A "Green Card" Doesn't Necessarily Mean Safe: Another Reason for Open Data

Hamilton’s Public Health Department inspects restaurants to ensure food safety. When a restaurant passes inspection, it is issued a “Green Card” for display in its window.

The “Green Card” tells the public that a restaurant is safe to eat at.

To the public, a “Green Card” means a restaurant was safe when Public Health arrived to inspect the food premise. To Public Health,

You may remember a couple of years ago when a restaurant was linked to 16 cases of Salmonella poisoning, after Public Health “passed” the establishment despite critical violations – the same violations that lead to the poisoning -, issuing it a “Green Card” for display in the window and allowing it to remain open.

It was only after numerous people became sick that Public Health acted, and closed the establishment.

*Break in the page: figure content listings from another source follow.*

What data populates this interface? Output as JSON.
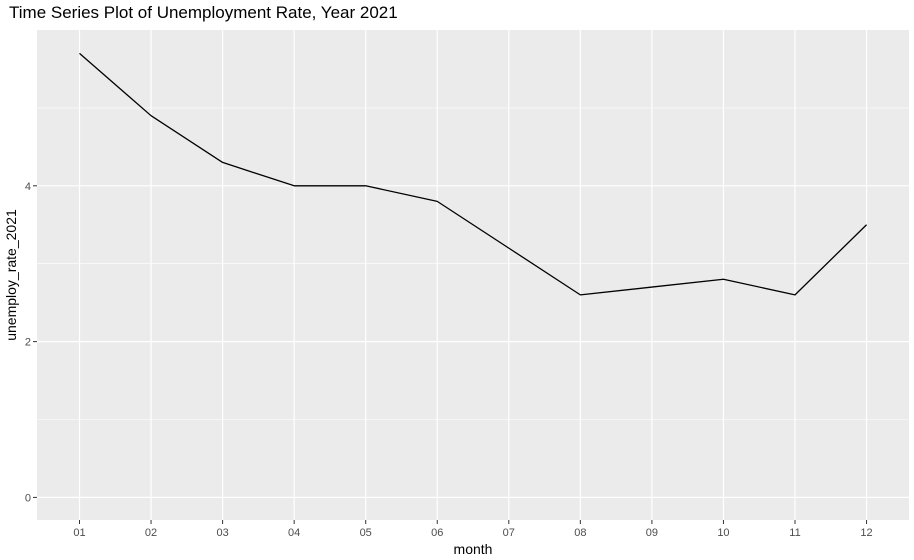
{
  "chart_data": {
    "type": "line",
    "title": "Time Series Plot of Unemployment Rate, Year 2021",
    "xlabel": "month",
    "ylabel": "unemploy_rate_2021",
    "categories": [
      "01",
      "02",
      "03",
      "04",
      "05",
      "06",
      "07",
      "08",
      "09",
      "10",
      "11",
      "12"
    ],
    "series": [
      {
        "values": [
          5.7,
          4.9,
          4.3,
          4.0,
          4.0,
          3.8,
          3.2,
          2.6,
          2.7,
          2.8,
          2.6,
          3.5
        ]
      }
    ],
    "ylim": [
      -0.29,
      6.0
    ],
    "yticks": [
      0,
      2,
      4
    ],
    "grid": true,
    "colors": {
      "panel": "#ebebeb",
      "grid": "#ffffff",
      "line": "#000000"
    }
  }
}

After this event, Public Health – under pressure from Ward 4 Councillor Sam Merulla – promised it would not tolerate critical infractions as it had in the Salmonella case.

Open Data Shows You When a Green Card Isn’t a Real Pass

The City’s “Food Safety Zone” website lists all inspections, but not in chronological order, and individual inspections cannot be shared with unique URLs.

The information is not available on mobile devices, and is not published as open data.

When the site was built a decade or so ago, it was modern. Today, not so much.

Thankfully, Matt Grande took the time to write a scraper that grabs the latest inspection information and displays it chronologically on www.hamontfood.com.

The site works on mobile devices, and offers an API for developers to build upon.

Scrolling down the latest inspections, one can find establishments that “passed” with critical violations.

I know where I’m not eating tonight.